Parte II – o argumento do cogito

II. 5 – Limites para se determinar a natureza do “eu”

Se a instauração da dúvida interdita aos princípios que fundam toda a consciência que eu acreditava ter acerca do mundo e acerca de mim, e, todo essa consciência sofre uma reforma de modo a concluir que inicialmente, e com evidência maior e universal, a primeira verdade que posso adquirir é a de minha existência, é possível, a partir dessa evidência, determinar o que sou eu, que agora sei que verdadeiramente existo? Pois poderia, a partir da prova da existência, assumir, então, que isso que existe é aquilo que eu tinha como consciência de mim, isto é, de que sou uma alma, num corpo, com cabeça, mãos, pé e etc. Mas a prova da existência, para tal possibilidade se configurar real, deveria junto com ela ter legitimado aos princípios que sustentavam a consciência psicológica que eu tinha e que me informavam que eu era alma e corpo, unidos, com cabeça, mãos e etc. Descartes se propõe, então, a retornar a essa consciência psicológica para verificar se ela se legitima a partir das mesmas evidências utilizadas para provar a existência do cogito.

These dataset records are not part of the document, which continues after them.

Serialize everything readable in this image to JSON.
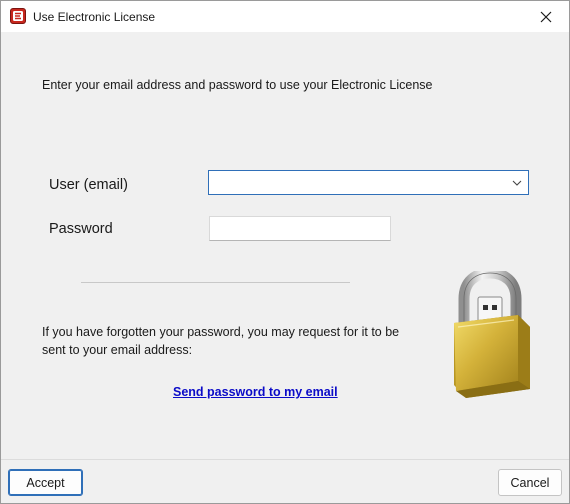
{
  "window": {
    "title": "Use Electronic License",
    "app_icon": "app-logo-icon",
    "close_icon": "close-icon"
  },
  "form": {
    "intro": "Enter your email address and password to use your Electronic License",
    "email_label": "User (email)",
    "email_value": "",
    "password_label": "Password",
    "password_value": ""
  },
  "recovery": {
    "message": "If you have forgotten your password, you may request for it to be sent to your email address:",
    "link_label": "Send password to my email"
  },
  "illustration": {
    "icon": "padlock-icon"
  },
  "buttons": {
    "accept_label": "Accept",
    "cancel_label": "Cancel"
  },
  "colors": {
    "focus_border": "#2f6fb8",
    "link": "#0b0bc8",
    "lock_body": "#d4b23a",
    "app_icon_bg": "#c8281e"
  }
}
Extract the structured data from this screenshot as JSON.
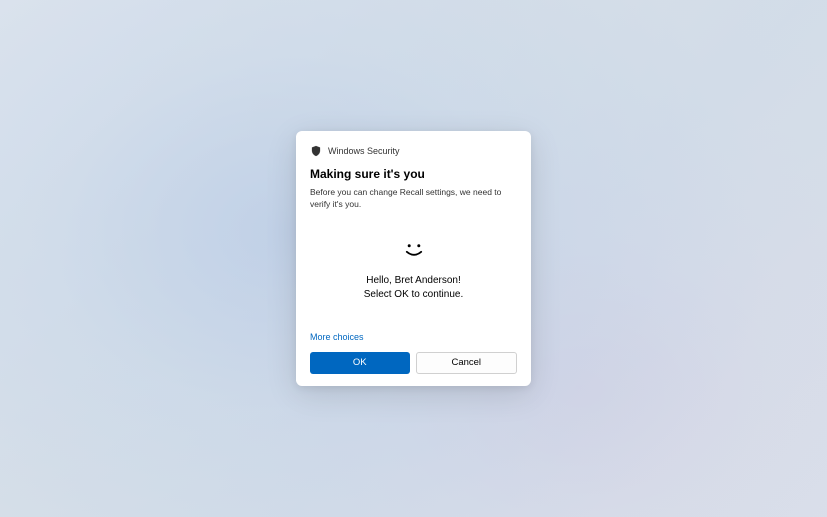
{
  "dialog": {
    "app_title": "Windows Security",
    "heading": "Making sure it's you",
    "subtext": "Before you can change Recall settings, we need to verify it's you.",
    "greeting_line1": "Hello, Bret Anderson!",
    "greeting_line2": "Select OK to continue.",
    "more_choices": "More choices",
    "ok_label": "OK",
    "cancel_label": "Cancel"
  },
  "colors": {
    "primary": "#0067c0",
    "background": "#ffffff"
  }
}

Mas não conheço ainda bastante claramente o que sou, eu que estou certo de que sou; de sorte que doravante é preciso que eu atente com todo cuidado, para não tomar imprudentemente alguma coisa por mim, e assim para não equivocar-me neste conhecimento que afirmo ser mais certo e mais evidente de que todos que tive até agora 113

Eis por que considerarei de novo o que acreditava ser, antes de me empenhar nestes últimos pensamentos; e de minhas antigas opiniões suprimirei tudo o que pode ser combatido pelas razões que aleguei há pouco, de sorte que permaneça apenas precisamente o que é de todo indubitável.114

Vimos que todo o foco da Primeira Meditação se volta para a existência de corpos e o que, a partir da consciência psicológica adquirida desde a infância acreditávamos ter um corpo. Primeiro, acreditávamos que corpos existiam, que eles eram semelhantes às imagens sensíveis que tínhamos deles. Talvez não se tratasse de uma semelhança efetiva, mas admitíamos como verdadeiro que ao menos, elementos

113 Meditações (AT, IX, 24-25) 114

mais simples e gerais existissem de fato produzindo em nós as imagens que nos pareciam vir de objetos externos. E, pouco a pouco, o desenvolvimento do argumento instaurou um cenário de incerteza à respeito destas crenças. Percebemos assim que em nenhum momento, Descartes procura inserir diretamente no argumento posto na

Primeira Meditação, quais eram as crenças que ele tinha a respeito de sua própria

existência. O mais próximo que ele chega disso é afirmar que acreditava inicialmente que, além de existirem corpos, ele mesmo existia com um corpo. Ademais, quando ele indica a possibilidade de tudo aquilo que ele percebe ser um sonho, ele exemplifica as partes do corpo humano como exemplos de ilusões. Mas repare que a natureza do sujeito aparece sempre em segundo plano. Neste momento, então, Descartes irá investigar se a natureza da existência a qual ele chegou se adequa à natureza existencial que ele atribuía a si, antes da dúvida.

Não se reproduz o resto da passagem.